Тень от Ногтя ушла на край пропасти, и ветер задул из вельда. Может быть, их вообще сбрасывали сюда по два, по три? Теперь они все вместе, но без душ, улетевших в небо.
Время улетало.
Морис просверлил двенадцатую дыру. Теперь ладони были у него в кровавых пузырях, они лопались, и Морис облизывал руки. Точил «отвертку» о камень.
Всего костей оказалось двадцать. Остальные сбросил ветер или птицы — черные точки над хребтом. За хребтом лежал широкий и глубокий океан. Морис помнил валы, падавшие на скалы, и стекавшие струйки воды, прозрачную пленку воды на скалах. Джон показывал глазницами в ту сторону.
Морис разгреб песчаный нанос и нашел еще обрывок веревки. Он связал теперь десять костей, потом еще четыре.
Когда он очнулся, над вельдом стоял закат. Морис обмочился во сне, и влага ушла в камни.
— Не выйдет? — спросил он Джона. Череп Джона стал грязно-розовым от заката.
Пальцы не гнулись, ладони распухли. Морис, завывая от боли, сжал рукоять «отвертки».
— Вы мне подарили кости, — сказал он им всем.
Он связал двадцать костей, но уже ничего не видел и лег. Стащил с головы рубашку и накрыл ею плечи.
Всю ночь он пил, а на рассвете проснулся мокрым.
Рассвет стоял прямо перед ним. Камни вокруг блестели. Морис перевалился на бок и стал слизывать росу с камней. В одном месте она стояла в углублении лужицей.
Когда из-за вельда выглянуло солнце, он успел облизать все камни, и только внешняя сторона Ногтя высохла сама.
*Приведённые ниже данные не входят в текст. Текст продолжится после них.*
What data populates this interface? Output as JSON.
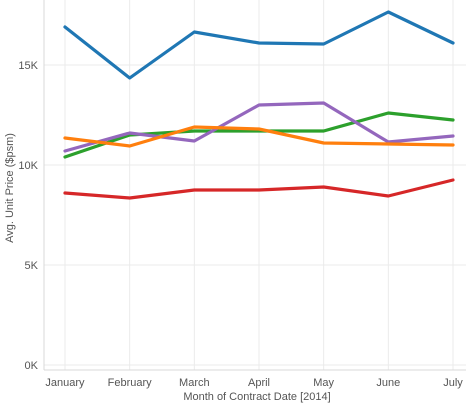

Морис заставил раздувшиеся ладони собраться в складки и смог взять «отвертку». Остался кусок веревки и тонкие короткие плечевые кости. Таких он связал еще пять.
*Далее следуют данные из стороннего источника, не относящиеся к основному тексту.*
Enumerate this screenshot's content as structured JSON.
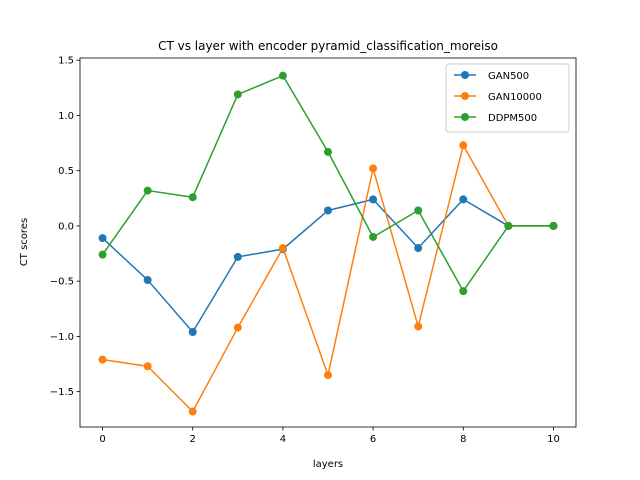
{
  "chart_data": {
    "type": "line",
    "title": "CT vs layer with encoder pyramid_classification_moreiso",
    "xlabel": "layers",
    "ylabel": "CT scores",
    "xlim": [
      -0.5,
      10.5
    ],
    "ylim": [
      -1.82,
      1.52
    ],
    "xticks": [
      0,
      2,
      4,
      6,
      8,
      10
    ],
    "yticks": [
      -1.5,
      -1.0,
      -0.5,
      0.0,
      0.5,
      1.0,
      1.5
    ],
    "ytick_labels": [
      "−1.5",
      "−1.0",
      "−0.5",
      "0.0",
      "0.5",
      "1.0",
      "1.5"
    ],
    "xtick_labels": [
      "0",
      "2",
      "4",
      "6",
      "8",
      "10"
    ],
    "legend_position": "top-right",
    "grid": false,
    "x": [
      0,
      1,
      2,
      3,
      4,
      5,
      6,
      7,
      8,
      9,
      10
    ],
    "series": [
      {
        "name": "GAN500",
        "color": "#1f77b4",
        "values": [
          -0.11,
          -0.49,
          -0.96,
          -0.28,
          -0.21,
          0.14,
          0.24,
          -0.2,
          0.24,
          0.0,
          0.0
        ]
      },
      {
        "name": "GAN10000",
        "color": "#ff7f0e",
        "values": [
          -1.21,
          -1.27,
          -1.68,
          -0.92,
          -0.2,
          -1.35,
          0.52,
          -0.91,
          0.73,
          0.0,
          0.0
        ]
      },
      {
        "name": "DDPM500",
        "color": "#2ca02c",
        "values": [
          -0.26,
          0.32,
          0.26,
          1.19,
          1.36,
          0.67,
          -0.1,
          0.14,
          -0.59,
          0.0,
          0.0
        ]
      }
    ]
  }
}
Он нечаянно столкнул с края одну голову и бессмысленно проследил, как череп, уменьшившись до размеров фасолины, бесшумно раскололся на камнях.
Горизонт был пуст. Черные точки висели над хребтом. День повторялся. Ему стало казаться, что они ошиблись тогда — в скале было не тридцать пять, а двадцать пять метров.
Он распорол брюки и стал сплетать из них веревку. Два метра веревки или чуть больше. Он так поверил, что в скале меньше тридцати метров, что истратил рукава рубашки на укрепление ненадежных связок.
Тень от Ногтя легла на край и соскочила в пропасть. Морис измерил свой «канат», прикладывая звенья к левому плечу и до следующего звена доставая концами пальцев правой руки. Получилось восемнадцать метров. Больше не было ничего.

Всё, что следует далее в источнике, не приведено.